Since passive immunization uses immunoglobulins, which are voluminous proteins that do not easily cross the BBB and recognize a limited variety of epitopes, recent strategies have focused on using single chain antibodies (single chain variable fragment, scFv). scFvs retain antigen-binding properties and can be easily screened using phage display methodology. Using this approach, scFvs have been identified [146–148] that detect individual conformational species of α-syn and could be potentially used to discriminate among “strains” [149] to treat different synucleinopathies or for diagnostic purposes. scFvs have been further modified with the LDL domain of apolipoprotein B to increase BBB penetrability and facilitate the clearance of α-syn in a tg model of DLB. The brain-targeted fusion antibody easily crossed the BBB and was internalized by neurons using the ESCRT pathway for enhanced degradation of α-syn aggregates [146], thus attenuating neuronal degeneration in vivo. The use of gene therapy with intracellular scFv (intrabodies) is also being explored for the detection and clearance of intracellular α-syn aggregates [150–152].

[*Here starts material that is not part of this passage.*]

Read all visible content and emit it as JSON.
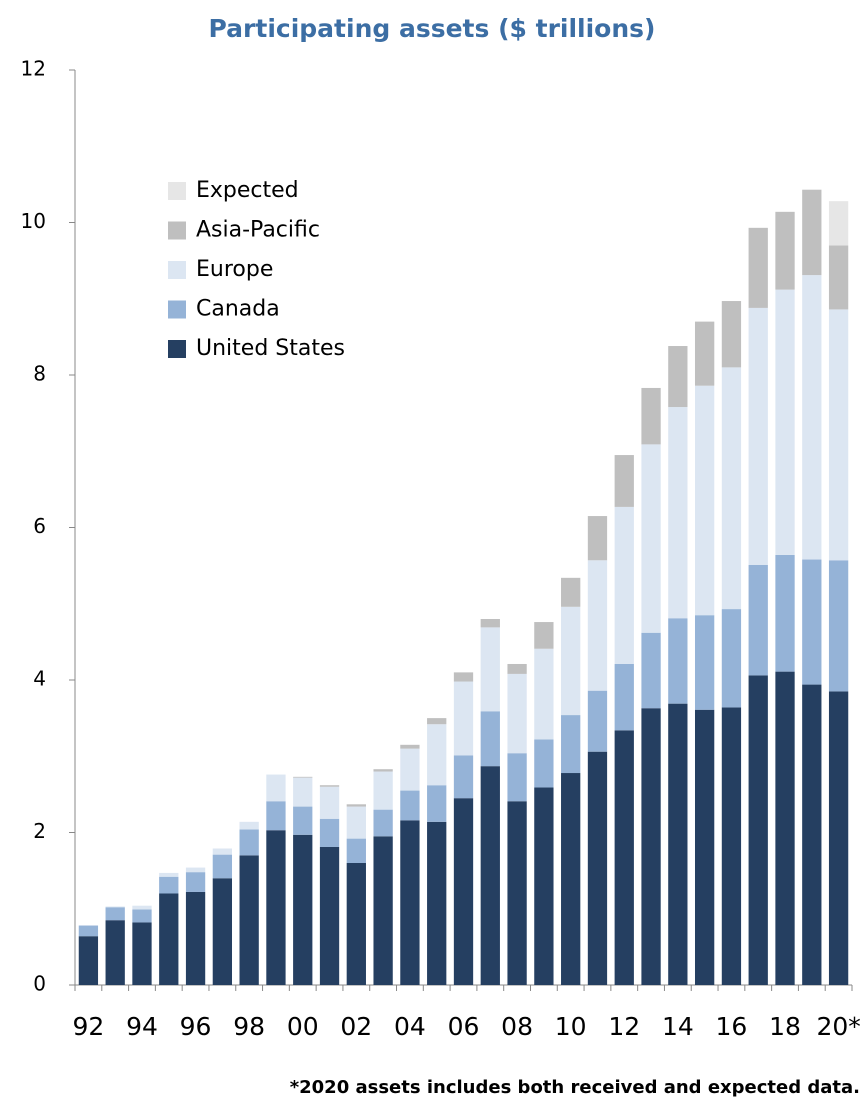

Therefore, antibodies against α-syn ameliorate α-syn pathology by multiple mechanisms (Fig. 2) including reducing oligomerization and fibrillization [73, 154]. Furthermore, antibodies may also facilitate clearance of extracellular α-syn and prevent cell-to-cell propagation [49, 144], inflammation and promote cell survival. Importantly, both aggregation and cell-to-cell propagation are intimately related to α-syn toxicity and inflammation PD pathology, suggesting that these processes are promising therapeutic targets for immunotherapy. Likewise, cellular immunotherapy strategies are been developed for PD utilizing compounds such as copaxone that might block migration of cytotoxic T cells [75], although they are at earlier stage of development compared to antibody therapy. Future studies are investigating combination therapies with antibodies and T-cell mediated immunity.
CONCLUSIONS
In summary, immunotherapy strategies have been developed for AD, tauopathies, and α-synucleinopathies that are now at various stages of clinical development. The most advanced trials are those targeting Aβ; it is expected that by 2019 preliminary results might be available for the secondary prevention trials. Antibodies against Aβ, tau, and α-syn work via multiple mechanisms (Fig. 2) including reducing oligomerization and fibrillization, enhancing clearance via autophagy, ESCRT and microglia, preventing cell-to-cell propagation, reducing neuro-inflammation, and promoting neuronal survival. Next phase in the development of immunotherapies will require combinatorial approaches mixing for example antibodies against various targets (e.g., Aβ, α-syn, Tau) with small molecules that block toxicity, aggregation, and inflammation and promote cell survival [14, 155].